Reed, who recently joined former Gov. Martha Layne Collins as a GC Executive Scholar-in-Residence, is a former sports editor at the Louisville Courier-Journal and contributor to Sports Illustrated. About Bridgeman, Reed wrote, “Junior always has done things the right way. He prepared himself for life after basketball by getting his degree and developing good contacts in the business world. Today he owns a chain of Wendy’s and is giving back by being a community leader. He’s a past board chairman at U of L. Bottom line, he is a great role model for student-athletes.”

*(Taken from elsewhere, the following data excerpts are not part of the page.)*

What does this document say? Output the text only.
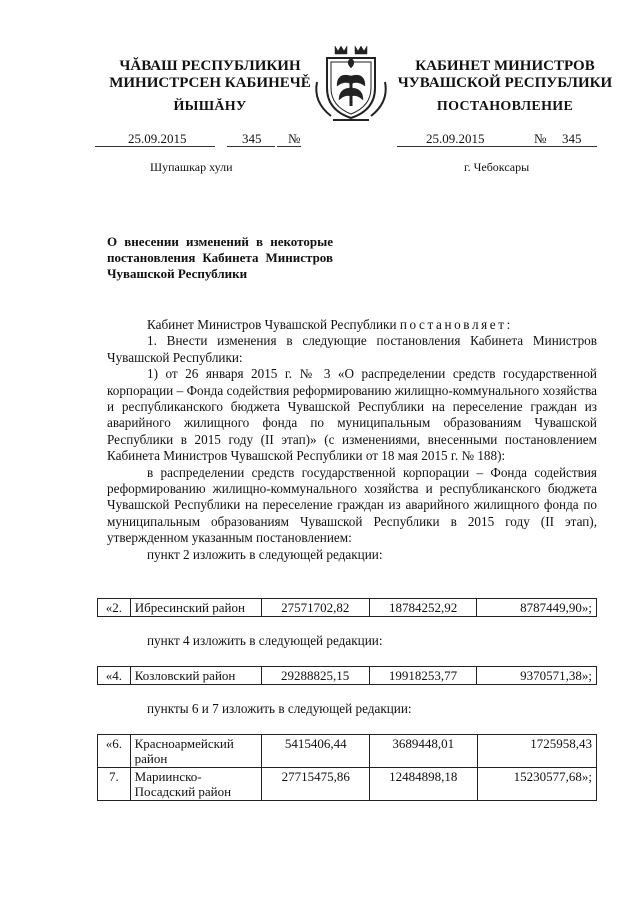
ЧĂВАШ РЕСПУБЛИКИН
МИНИСТРСЕН КАБИНЕЧĚ
КАБИНЕТ МИНИСТРОВ
ЧУВАШСКОЙ РЕСПУБЛИКИ
ЙЫШĂНУ	ПОСТАНОВЛЕНИЕ
25.09.2015	345 №	25.09.2015	№ 345
Шупашкар хули	г. Чебоксары
О внесении изменений в некоторые постановления Кабинета Министров Чувашской Республики

Кабинет Министров Чувашской Республики постановляет:

1. Внести изменения в следующие постановления Кабинета Министров Чувашской Республики:

1) от 26 января 2015 г. № 3 «О распределении средств государственной корпорации – Фонда содействия реформированию жилищно-коммунального хозяйства и республиканского бюджета Чувашской Республики на переселение граждан из аварийного жилищного фонда по муниципальным образованиям Чувашской Республики в 2015 году (II этап)» (с изменениями, внесенными постановлением Кабинета Министров Чувашской Республики от 18 мая 2015 г. № 188):

в распределении средств государственной корпорации – Фонда содействия реформированию жилищно-коммунального хозяйства и республиканского бюджета Чувашской Республики на переселение граждан из аварийного жилищного фонда по муниципальным образованиям Чувашской Республики в 2015 году (II этап), утвержденном указанным постановлением:

пункт 2 изложить в следующей редакции:

«2.	Ибресинский район	27571702,82	18784252,92	8787449,90»;
пункт 4 изложить в следующей редакции:
«4.	Козловский район	29288825,15	19918253,77	9370571,38»;
пункты 6 и 7 изложить в следующей редакции:
«6.	Красноармейский район	5415406,44	3689448,01	1725958,43
7.	Мариинско-Посадский район	27715475,86	12484898,18	15230577,68»;
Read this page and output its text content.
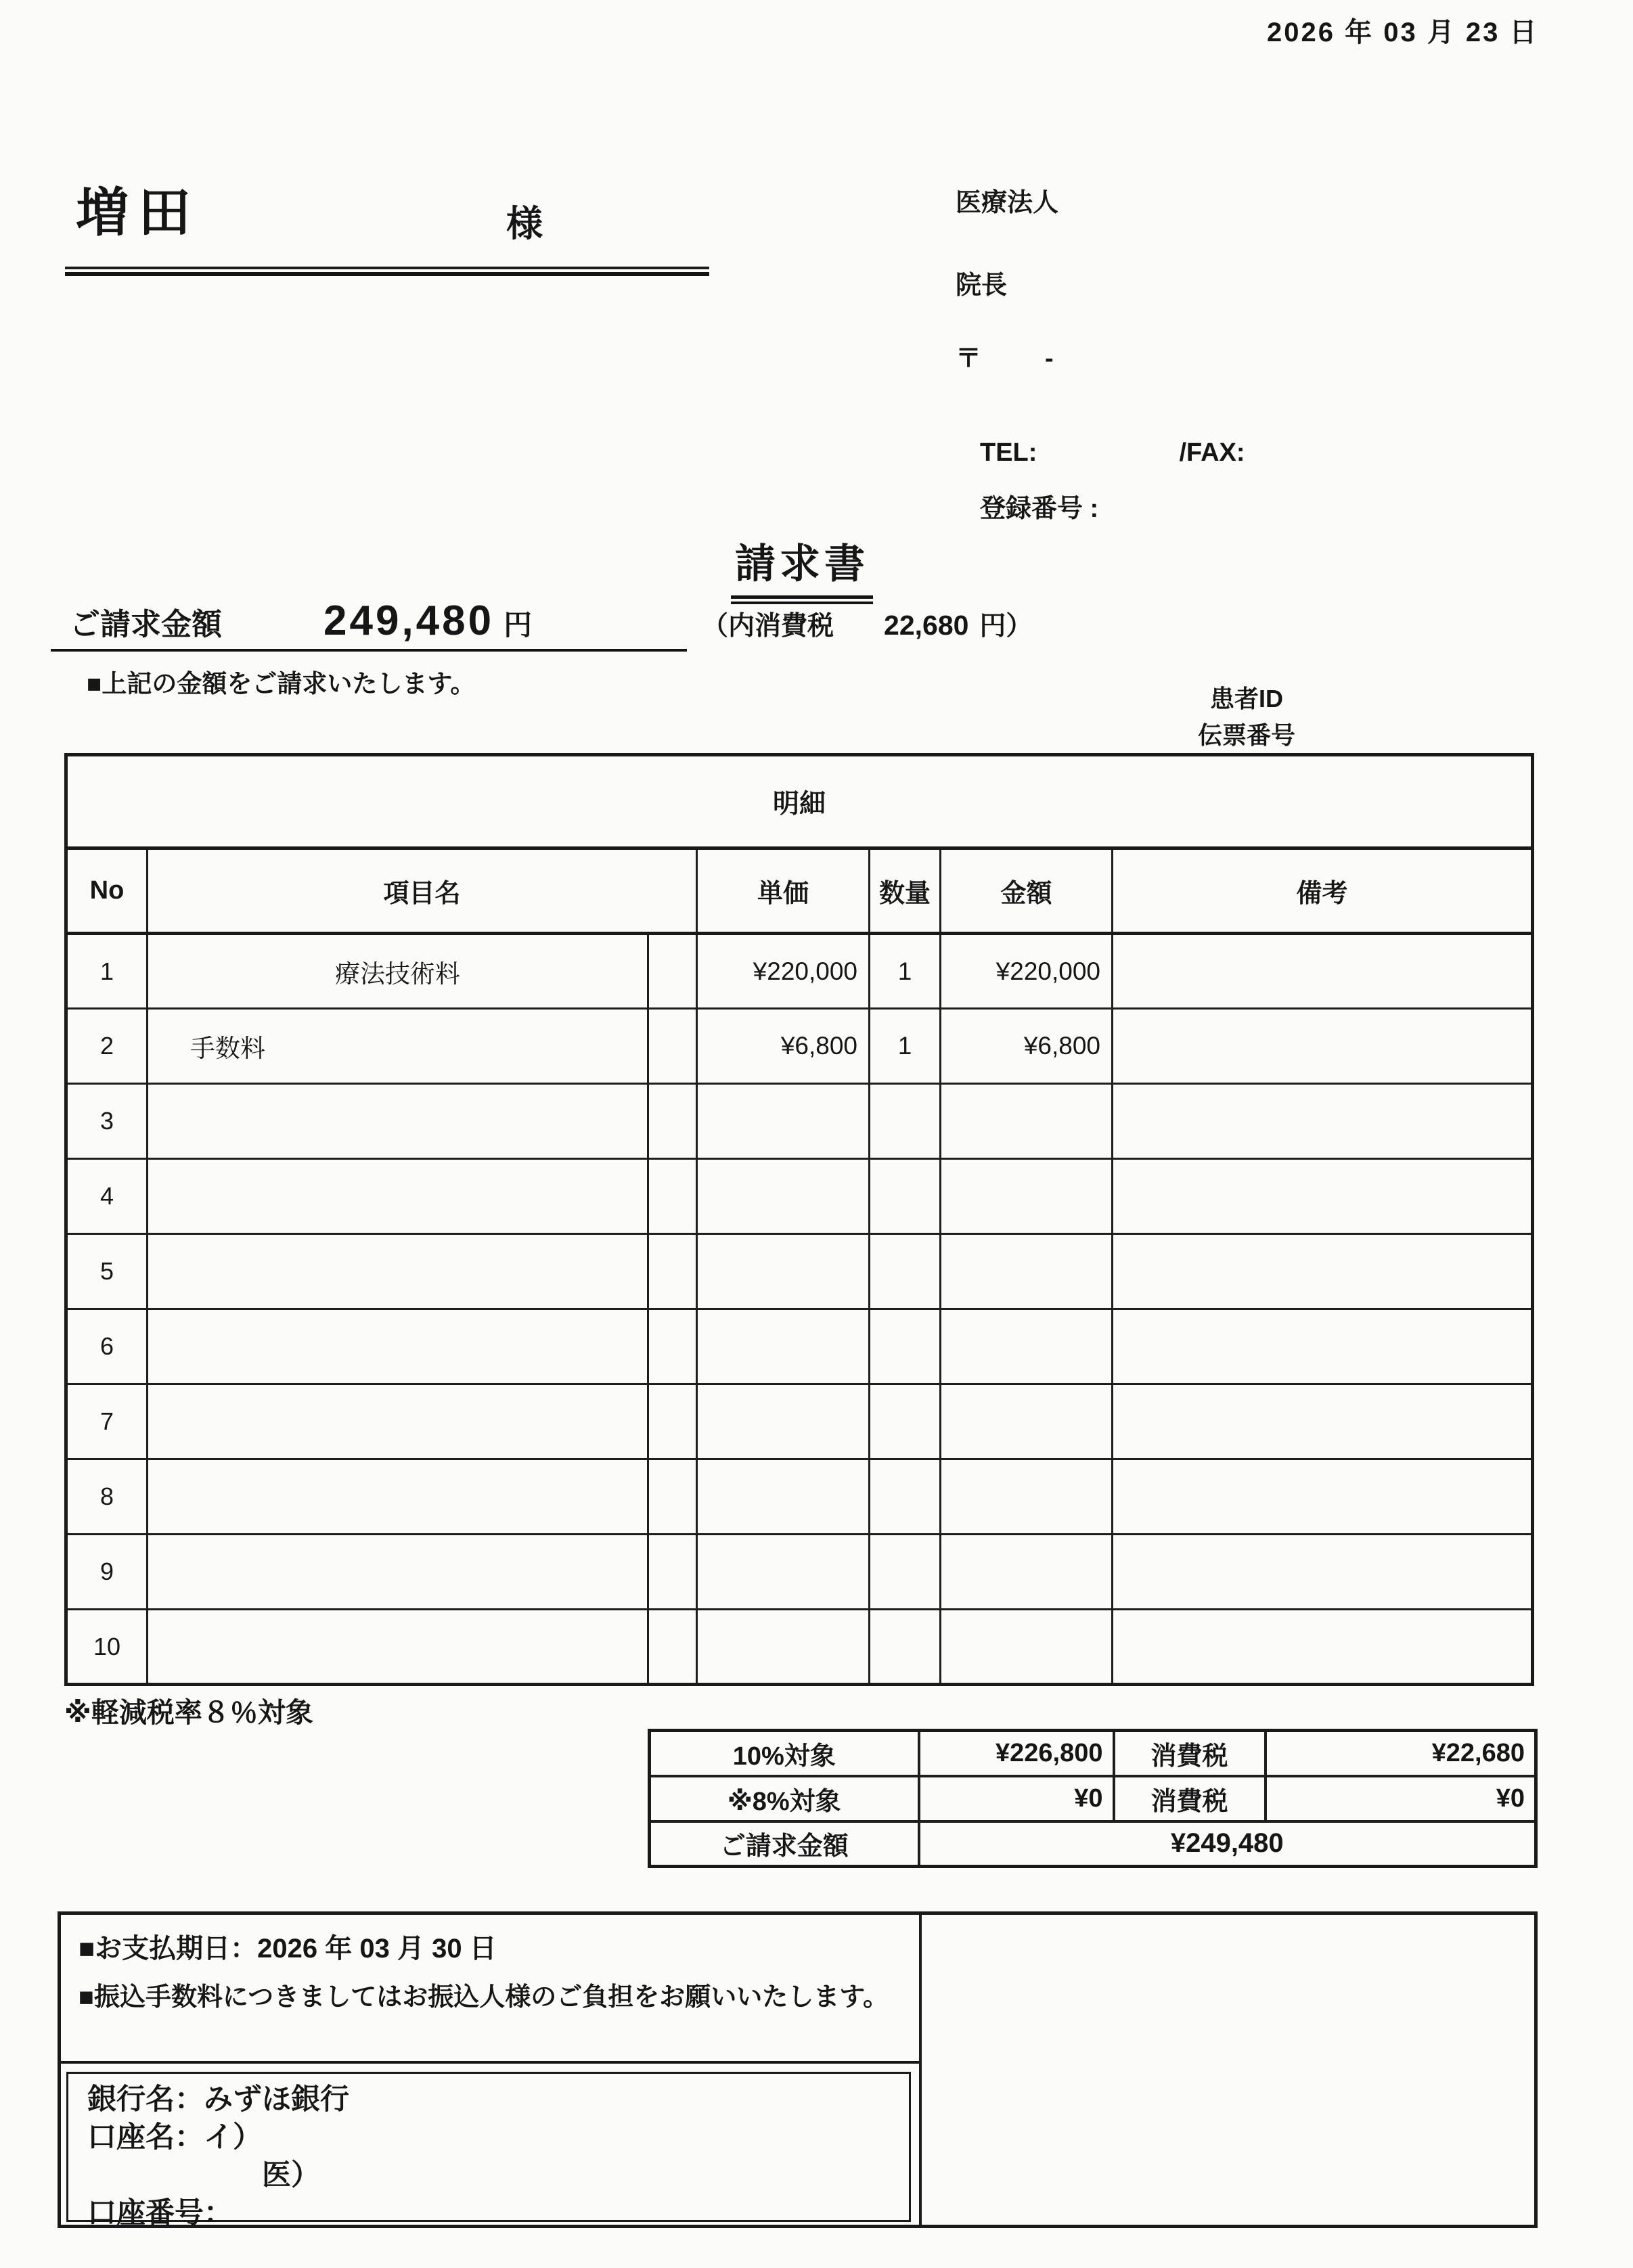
2026 年 03 月 23 日
増田	様
医療法人
院長
〒　　-
TEL:	/FAX:
登録番号 :
請求書
ご請求金額 249,480 円	（内消費税 22,680 円）
■上記の金額をご請求いたします。
患者ID
伝票番号
明細						
No	項目名		単価	数量	金額	備考
1	療法技術料		¥220,000	1	¥220,000	
2	手数料		¥6,800	1	¥6,800	
3						
4						
5						
6						
7						
8						
9						
10						
※軽減税率８％対象
10%対象	¥226,800	消費税	¥22,680
※8%対象	¥0	消費税	¥0
ご請求金額	¥249,480		
■お支払期日：2026 年 03 月 30 日
■振込手数料につきましてはお振込人様のご負担をお願いいたします。
銀行名：みずほ銀行
口座名：イ）
医）
口座番号：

Besides being president of Manna Inc/ERJ Inc and owner of 163 Wendy’s Old Fashioned Hamburger Restaurants and 121 Chili’s in five states, Bridgeman is active on a number of boards. Currently, he serves on U of L’s athletics board, Louisville’s Arena Authority board – which just last week saw the dedication of the KFC Yum! Center in downtown Louisville and Fifth Third Bank. He’s also a board member of the PGA, the golf organization with which Georgetown College has a unique partnership.

Bridgeman especially appreciates the platform golf gives him to talk about sportsmanship and fair play. “In golf there is respect for your opponent,” he said. “And, it’s the only sport where you can call a foul on yourself.”

Bridgman is dismayed, though, with what’s happened in collegiate sports. “Somewhere along the line it’s gotten off track – what with the money (Division 1) schools can make being on national TV every week, coaches contracts, and issues of integrity and character that have gotten away from the core values of athletics,” he said.

“Somehow we’ve got to get back to competing on a higher level than high school, but not to where winning is the most important thing – and to win you’ll do anything,” Bridgeman said.

Collectively these “conversations” with Billy Reed tie in with GC Athletics Director Eric Ward’s emphasis on the College’s “Champions of Athletic Character” program. Ward, Reed and President Bill Crouch urge all student-athletes, sports fans and concerned citizens to come and be part of the solution by helping to restore character, ethics and integrity in collegiate sports.